Attualità
Modica e il macello comunale chiuso da due anni, l'affondo di Sinistra Italiana
D'Antona: "Ancora nessuna data certa sulla riapertura, un danno pesante per il comparto"
A due anni dalla chiusura, il macello comunale di Modica resta ancora fermo.
A sollecitare chiarimenti è Vito D’Antona, esponente di Sinistra Italiana, che in una nota stampa afferma: “Da due anni il macello comunale di Modica è chiuso. A quando la riapertura?”
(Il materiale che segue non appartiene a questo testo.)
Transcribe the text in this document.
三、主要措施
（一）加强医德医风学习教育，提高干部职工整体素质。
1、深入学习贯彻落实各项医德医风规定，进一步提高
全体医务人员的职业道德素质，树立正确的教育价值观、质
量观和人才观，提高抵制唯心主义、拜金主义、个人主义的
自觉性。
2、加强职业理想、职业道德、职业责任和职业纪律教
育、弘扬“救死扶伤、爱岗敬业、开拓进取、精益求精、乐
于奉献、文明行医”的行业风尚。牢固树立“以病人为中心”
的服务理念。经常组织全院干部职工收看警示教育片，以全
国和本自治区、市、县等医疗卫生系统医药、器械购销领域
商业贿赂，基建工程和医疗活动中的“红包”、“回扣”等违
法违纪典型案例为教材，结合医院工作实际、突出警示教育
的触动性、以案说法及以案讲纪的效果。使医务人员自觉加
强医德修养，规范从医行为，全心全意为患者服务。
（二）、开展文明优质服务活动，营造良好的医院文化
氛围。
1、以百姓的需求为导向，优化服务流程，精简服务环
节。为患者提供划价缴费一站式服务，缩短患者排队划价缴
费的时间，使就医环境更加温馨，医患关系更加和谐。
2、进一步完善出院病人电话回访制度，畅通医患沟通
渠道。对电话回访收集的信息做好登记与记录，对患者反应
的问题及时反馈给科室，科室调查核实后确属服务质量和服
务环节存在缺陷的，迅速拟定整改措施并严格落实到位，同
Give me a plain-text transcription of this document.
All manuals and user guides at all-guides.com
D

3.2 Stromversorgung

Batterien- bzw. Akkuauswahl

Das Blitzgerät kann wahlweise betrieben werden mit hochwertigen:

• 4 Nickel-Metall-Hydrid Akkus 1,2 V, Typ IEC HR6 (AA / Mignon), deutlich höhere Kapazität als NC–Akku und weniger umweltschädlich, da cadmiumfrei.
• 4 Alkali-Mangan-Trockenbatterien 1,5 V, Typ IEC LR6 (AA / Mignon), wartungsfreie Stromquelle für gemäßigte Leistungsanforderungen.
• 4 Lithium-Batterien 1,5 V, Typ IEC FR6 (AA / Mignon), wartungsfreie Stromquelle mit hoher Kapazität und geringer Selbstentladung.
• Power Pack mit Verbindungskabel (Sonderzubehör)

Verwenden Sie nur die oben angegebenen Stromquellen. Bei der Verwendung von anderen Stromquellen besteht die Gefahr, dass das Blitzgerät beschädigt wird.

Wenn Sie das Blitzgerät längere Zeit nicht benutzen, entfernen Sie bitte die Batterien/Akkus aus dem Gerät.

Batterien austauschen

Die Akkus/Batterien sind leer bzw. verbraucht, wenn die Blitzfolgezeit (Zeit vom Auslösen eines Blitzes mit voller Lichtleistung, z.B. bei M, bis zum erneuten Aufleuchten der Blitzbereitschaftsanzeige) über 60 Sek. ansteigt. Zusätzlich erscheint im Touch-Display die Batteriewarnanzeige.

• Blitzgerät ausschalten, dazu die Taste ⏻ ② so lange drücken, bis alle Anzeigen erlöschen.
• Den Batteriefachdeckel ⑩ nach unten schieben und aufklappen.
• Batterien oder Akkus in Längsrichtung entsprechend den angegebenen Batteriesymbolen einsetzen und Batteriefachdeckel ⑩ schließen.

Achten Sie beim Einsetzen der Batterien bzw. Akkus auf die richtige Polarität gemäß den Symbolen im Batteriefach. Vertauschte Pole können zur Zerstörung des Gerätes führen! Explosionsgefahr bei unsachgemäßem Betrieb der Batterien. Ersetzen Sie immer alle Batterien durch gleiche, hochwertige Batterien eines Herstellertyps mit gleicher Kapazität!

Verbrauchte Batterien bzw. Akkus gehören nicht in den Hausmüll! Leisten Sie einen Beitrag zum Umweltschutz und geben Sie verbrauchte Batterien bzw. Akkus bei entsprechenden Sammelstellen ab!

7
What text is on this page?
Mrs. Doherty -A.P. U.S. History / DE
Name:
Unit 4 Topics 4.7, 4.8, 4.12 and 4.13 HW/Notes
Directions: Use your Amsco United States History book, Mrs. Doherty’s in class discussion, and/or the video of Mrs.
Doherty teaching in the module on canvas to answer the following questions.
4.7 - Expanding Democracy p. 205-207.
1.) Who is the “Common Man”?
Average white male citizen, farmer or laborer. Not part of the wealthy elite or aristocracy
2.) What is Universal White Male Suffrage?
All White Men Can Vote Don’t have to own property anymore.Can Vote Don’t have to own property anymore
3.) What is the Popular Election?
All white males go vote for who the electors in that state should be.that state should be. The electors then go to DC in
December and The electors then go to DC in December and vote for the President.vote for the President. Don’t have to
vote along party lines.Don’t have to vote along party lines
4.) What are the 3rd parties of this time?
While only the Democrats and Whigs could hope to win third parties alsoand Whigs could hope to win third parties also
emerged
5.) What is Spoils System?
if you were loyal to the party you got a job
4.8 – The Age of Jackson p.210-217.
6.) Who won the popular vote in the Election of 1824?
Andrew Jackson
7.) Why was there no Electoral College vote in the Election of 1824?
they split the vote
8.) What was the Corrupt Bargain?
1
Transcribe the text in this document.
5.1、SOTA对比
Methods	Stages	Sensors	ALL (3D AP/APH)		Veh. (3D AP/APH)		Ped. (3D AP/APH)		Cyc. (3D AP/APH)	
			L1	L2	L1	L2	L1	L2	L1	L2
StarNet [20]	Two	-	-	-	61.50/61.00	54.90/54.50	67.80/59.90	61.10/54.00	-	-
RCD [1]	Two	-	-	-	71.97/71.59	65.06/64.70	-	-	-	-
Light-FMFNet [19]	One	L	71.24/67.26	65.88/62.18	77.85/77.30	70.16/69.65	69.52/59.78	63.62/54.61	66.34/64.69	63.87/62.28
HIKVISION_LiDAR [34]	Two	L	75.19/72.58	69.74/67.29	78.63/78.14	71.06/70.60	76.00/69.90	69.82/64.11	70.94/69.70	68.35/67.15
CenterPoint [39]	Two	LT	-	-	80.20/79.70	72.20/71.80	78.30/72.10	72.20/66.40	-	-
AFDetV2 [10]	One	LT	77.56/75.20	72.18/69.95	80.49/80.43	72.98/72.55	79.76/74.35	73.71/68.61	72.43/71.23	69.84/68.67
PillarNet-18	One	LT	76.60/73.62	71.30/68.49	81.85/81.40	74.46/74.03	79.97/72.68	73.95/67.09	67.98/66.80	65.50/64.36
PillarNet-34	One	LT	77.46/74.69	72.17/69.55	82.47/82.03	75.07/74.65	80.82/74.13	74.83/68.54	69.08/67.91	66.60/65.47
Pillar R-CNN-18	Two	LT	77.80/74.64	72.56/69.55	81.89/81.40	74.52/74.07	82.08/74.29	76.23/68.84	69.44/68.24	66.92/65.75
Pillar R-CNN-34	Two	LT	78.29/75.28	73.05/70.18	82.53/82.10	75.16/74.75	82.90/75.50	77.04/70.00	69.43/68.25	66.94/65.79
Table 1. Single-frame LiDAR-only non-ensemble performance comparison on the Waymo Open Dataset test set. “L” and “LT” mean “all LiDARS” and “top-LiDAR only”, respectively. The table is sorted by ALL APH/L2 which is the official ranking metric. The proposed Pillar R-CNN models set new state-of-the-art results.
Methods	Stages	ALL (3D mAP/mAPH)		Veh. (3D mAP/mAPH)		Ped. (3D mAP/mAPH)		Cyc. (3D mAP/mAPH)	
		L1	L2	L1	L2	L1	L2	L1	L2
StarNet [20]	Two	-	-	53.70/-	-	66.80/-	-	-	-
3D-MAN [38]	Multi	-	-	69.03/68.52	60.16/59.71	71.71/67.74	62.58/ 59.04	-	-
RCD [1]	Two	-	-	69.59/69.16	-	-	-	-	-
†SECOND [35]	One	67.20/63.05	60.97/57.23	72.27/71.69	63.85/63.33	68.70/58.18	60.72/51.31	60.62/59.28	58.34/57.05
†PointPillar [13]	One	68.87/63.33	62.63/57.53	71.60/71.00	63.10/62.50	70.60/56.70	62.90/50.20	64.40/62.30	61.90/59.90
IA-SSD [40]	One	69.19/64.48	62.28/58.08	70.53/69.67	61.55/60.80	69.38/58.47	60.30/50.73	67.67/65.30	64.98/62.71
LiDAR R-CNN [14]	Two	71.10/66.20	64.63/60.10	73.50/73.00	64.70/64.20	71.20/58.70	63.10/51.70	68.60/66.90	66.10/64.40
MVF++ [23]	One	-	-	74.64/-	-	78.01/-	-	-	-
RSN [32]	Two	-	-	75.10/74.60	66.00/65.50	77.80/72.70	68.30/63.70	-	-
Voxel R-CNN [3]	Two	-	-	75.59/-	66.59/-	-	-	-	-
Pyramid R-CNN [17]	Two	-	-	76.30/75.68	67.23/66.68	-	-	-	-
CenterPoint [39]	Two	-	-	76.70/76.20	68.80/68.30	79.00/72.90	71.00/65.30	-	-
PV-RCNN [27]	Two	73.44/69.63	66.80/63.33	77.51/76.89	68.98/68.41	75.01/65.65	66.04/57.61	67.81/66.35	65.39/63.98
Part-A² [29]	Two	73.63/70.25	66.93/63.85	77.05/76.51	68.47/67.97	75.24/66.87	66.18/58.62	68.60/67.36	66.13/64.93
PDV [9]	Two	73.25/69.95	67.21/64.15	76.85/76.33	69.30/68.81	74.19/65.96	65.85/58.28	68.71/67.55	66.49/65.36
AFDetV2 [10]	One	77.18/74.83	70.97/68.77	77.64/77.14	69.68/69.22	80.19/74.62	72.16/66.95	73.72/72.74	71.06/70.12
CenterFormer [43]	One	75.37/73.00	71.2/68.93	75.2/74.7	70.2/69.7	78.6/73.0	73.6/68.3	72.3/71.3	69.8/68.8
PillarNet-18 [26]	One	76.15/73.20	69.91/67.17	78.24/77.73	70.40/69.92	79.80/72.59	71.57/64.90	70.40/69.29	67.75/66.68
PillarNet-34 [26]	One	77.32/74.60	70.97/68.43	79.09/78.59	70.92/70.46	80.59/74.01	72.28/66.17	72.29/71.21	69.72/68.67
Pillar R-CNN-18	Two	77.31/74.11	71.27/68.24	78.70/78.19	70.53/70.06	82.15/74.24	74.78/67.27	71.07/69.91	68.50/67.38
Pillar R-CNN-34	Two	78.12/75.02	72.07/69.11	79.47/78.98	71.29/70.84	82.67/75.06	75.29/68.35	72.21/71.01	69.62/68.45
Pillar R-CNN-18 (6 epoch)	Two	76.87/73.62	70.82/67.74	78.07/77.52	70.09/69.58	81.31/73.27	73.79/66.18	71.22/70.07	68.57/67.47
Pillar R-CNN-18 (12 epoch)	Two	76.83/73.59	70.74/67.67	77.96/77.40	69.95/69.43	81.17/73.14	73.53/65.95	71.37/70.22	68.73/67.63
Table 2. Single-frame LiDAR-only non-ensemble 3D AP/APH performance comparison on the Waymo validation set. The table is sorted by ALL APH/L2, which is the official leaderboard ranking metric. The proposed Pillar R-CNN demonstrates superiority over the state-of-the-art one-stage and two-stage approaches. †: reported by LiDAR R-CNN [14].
D’Antona ricostruisce le tappe della vicenda: “A maggio di due anni fa, a seguito di accertamenti da parte delle autorità sanitarie e della conseguente revoca della concessione alla ditta che vi svolgeva l’attività per conto del Comune, la struttura veniva chiusa”.
Nel frattempo, gli allevatori del territorio sono stati costretti a rivolgersi ad altri impianti della provincia, con un conseguente danno economico all’intero comparto della zootecnia del comprensorio modicano e la perdita del posto di lavoro per i dipendenti dell’azienda concessionaria.
Sul fronte amministrativo, da Palazzo di città a ottobre 2024 era stato comunicato il fabbisogno di circa 300-400 mila euro per gli interventi di adeguamento dell’impianto, con conclusione prevista nel primo semestre del 2025.
Successivamente, con una delibera di Giunta del maggio 2025, il Comune ha optato per una gara d’appalto finalizzata all’affidamento della gestione del macello, scelta ribadita con un ulteriore atto deliberativo lo scorso febbraio.
“A distanza di due anni dalla chiusura non si sa quando verrà riaperta la struttura”, conclude D’Antona.